In 1764, the Parliament of Great Britain passed the Sugar Act to raise taxes from its American colonies. Thomas Hancock was infuriated about the act, believing it was oppressive to American businessmen; he complained to a business colleague in England that "we are worth Saving in this part of the world." In the same year, he commissioned a portrait of himself by painter John Singleton Copley, 34 years after commissioning one from John Smibert.

On August 1, 1764, Thomas Hancock suffered a stroke while entering the council chamber and died on the same day.
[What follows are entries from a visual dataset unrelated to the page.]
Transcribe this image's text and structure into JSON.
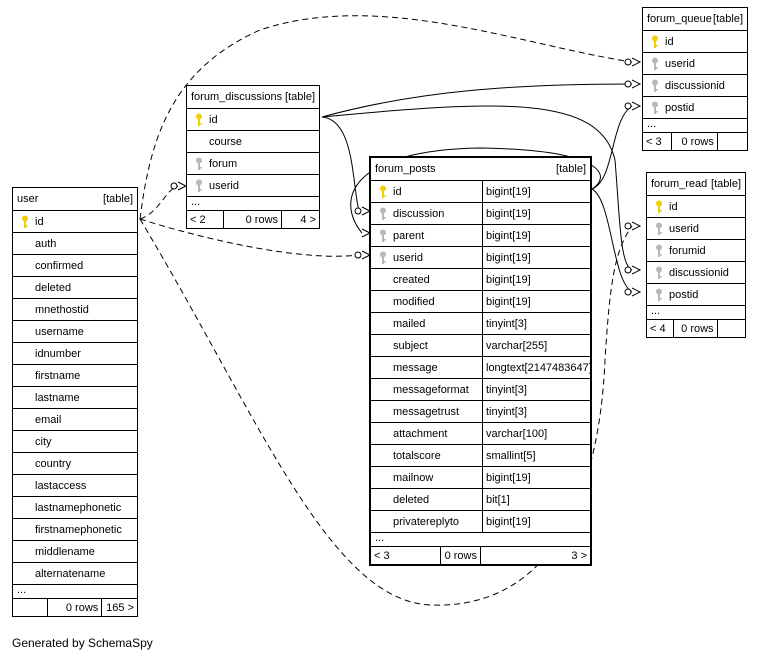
{
  "credit": "Generated by SchemaSpy",
  "tag": "[table]",
  "ellipsis": "...",
  "colors": {
    "primary_key": "#f0d000",
    "foreign_key": "#b8b8b8",
    "line": "#000000"
  },
  "tables": {
    "user": {
      "name": "user",
      "columns": [
        {
          "name": "id",
          "key": "pk"
        },
        {
          "name": "auth",
          "key": ""
        },
        {
          "name": "confirmed",
          "key": ""
        },
        {
          "name": "deleted",
          "key": ""
        },
        {
          "name": "mnethostid",
          "key": ""
        },
        {
          "name": "username",
          "key": ""
        },
        {
          "name": "idnumber",
          "key": ""
        },
        {
          "name": "firstname",
          "key": ""
        },
        {
          "name": "lastname",
          "key": ""
        },
        {
          "name": "email",
          "key": ""
        },
        {
          "name": "city",
          "key": ""
        },
        {
          "name": "country",
          "key": ""
        },
        {
          "name": "lastaccess",
          "key": ""
        },
        {
          "name": "lastnamephonetic",
          "key": ""
        },
        {
          "name": "firstnamephonetic",
          "key": ""
        },
        {
          "name": "middlename",
          "key": ""
        },
        {
          "name": "alternatename",
          "key": ""
        }
      ],
      "footer": [
        "",
        "0 rows",
        "165 >"
      ]
    },
    "forum_discussions": {
      "name": "forum_discussions",
      "columns": [
        {
          "name": "id",
          "key": "pk"
        },
        {
          "name": "course",
          "key": ""
        },
        {
          "name": "forum",
          "key": "fk"
        },
        {
          "name": "userid",
          "key": "fk"
        }
      ],
      "footer": [
        "< 2",
        "0 rows",
        "4 >"
      ]
    },
    "forum_posts": {
      "name": "forum_posts",
      "columns": [
        {
          "name": "id",
          "type": "bigint[19]",
          "key": "pk"
        },
        {
          "name": "discussion",
          "type": "bigint[19]",
          "key": "fk"
        },
        {
          "name": "parent",
          "type": "bigint[19]",
          "key": "fk"
        },
        {
          "name": "userid",
          "type": "bigint[19]",
          "key": "fk"
        },
        {
          "name": "created",
          "type": "bigint[19]",
          "key": ""
        },
        {
          "name": "modified",
          "type": "bigint[19]",
          "key": ""
        },
        {
          "name": "mailed",
          "type": "tinyint[3]",
          "key": ""
        },
        {
          "name": "subject",
          "type": "varchar[255]",
          "key": ""
        },
        {
          "name": "message",
          "type": "longtext[2147483647]",
          "key": ""
        },
        {
          "name": "messageformat",
          "type": "tinyint[3]",
          "key": ""
        },
        {
          "name": "messagetrust",
          "type": "tinyint[3]",
          "key": ""
        },
        {
          "name": "attachment",
          "type": "varchar[100]",
          "key": ""
        },
        {
          "name": "totalscore",
          "type": "smallint[5]",
          "key": ""
        },
        {
          "name": "mailnow",
          "type": "bigint[19]",
          "key": ""
        },
        {
          "name": "deleted",
          "type": "bit[1]",
          "key": ""
        },
        {
          "name": "privatereplyto",
          "type": "bigint[19]",
          "key": ""
        }
      ],
      "footer": [
        "< 3",
        "0 rows",
        "3 >"
      ]
    },
    "forum_queue": {
      "name": "forum_queue",
      "columns": [
        {
          "name": "id",
          "key": "pk"
        },
        {
          "name": "userid",
          "key": "fk"
        },
        {
          "name": "discussionid",
          "key": "fk"
        },
        {
          "name": "postid",
          "key": "fk"
        }
      ],
      "footer": [
        "< 3",
        "0 rows",
        ""
      ]
    },
    "forum_read": {
      "name": "forum_read",
      "columns": [
        {
          "name": "id",
          "key": "pk"
        },
        {
          "name": "userid",
          "key": "fk"
        },
        {
          "name": "forumid",
          "key": "fk"
        },
        {
          "name": "discussionid",
          "key": "fk"
        },
        {
          "name": "postid",
          "key": "fk"
        }
      ],
      "footer": [
        "< 4",
        "0 rows",
        ""
      ]
    }
  }
}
His last will and testament deeded all properties owned by the House of Hancock to John Hancock, while Hancock Manor and his slaves went to Lydia. Included with these inheritances were thousands of acres of real estate in Eastern Massachusetts, rapidly transforming John Hancock into one of the wealthiest men in the Thirteen Colonies.

==Legacy==

After Thomas Hancock died, John gradually took less interest in the business interests of the House of Hancock, leaving the day-to-day administration of its affairs to Ezekiel Price, the secretary of the Boston branch of the Sons of Liberty. In 1771, John Hancock and Lydia were so wealthy to the point where they had 21,000 pounds combined in Massachusetts pounds (approximately 15,000 British pounds) on loan at interest. When Lydia died in 1771, she willed Hancock Manor and the household slaves she had inherited from her husband to John Hancock, as she died childless.

During this period, John Hancock become one of the leading figures of colonial resistance to British policies; as historian William Pencak noted, "ironically, he spent much of his inherited fortune funding resistance to British authority, thereby undermining the imperial connection that had been its source." The household slaves continued to be owned by John Hancock, though they were eventually emancipated through the terms of Thomas Hancock's last will and testament; Cato and his wife, the last who remained enslaved, were emancipated by John Hancock in the 1770s.

When the American Revolutionary War broke out, the mansion that Thomas Hancock had built for himself was pillaged by British Army soldiers during the battles of Lexington and Concord. It was subsequently occupied by British general Sir Henry Clinton and his field staff, for whom it served as a temporary place of residence in 1775. However, the mansion was left largely intact by the British (Clinton having ensured that it was scrupulously cared for) and John Hancock subsequently moved back in after they departed, using it to entertain numerous socially prominent guests.

Hancock Manor continued to serve as a place of residence for John Hancock, including when he served as the governor of Massachusetts, until he died in 1793, after which the Boston municipal government purchased most of his estate (including Hancock Manor) for 4,000 pounds. The mansion continued to stand until 1863, when two Boston businessmen demolished the house as part of a redevelopment project. This, as noted by writer Edwin M. Bacon, led to a public outcry and spurred a historic preservation movement to preserve remaining colonial-era buildings in Boston.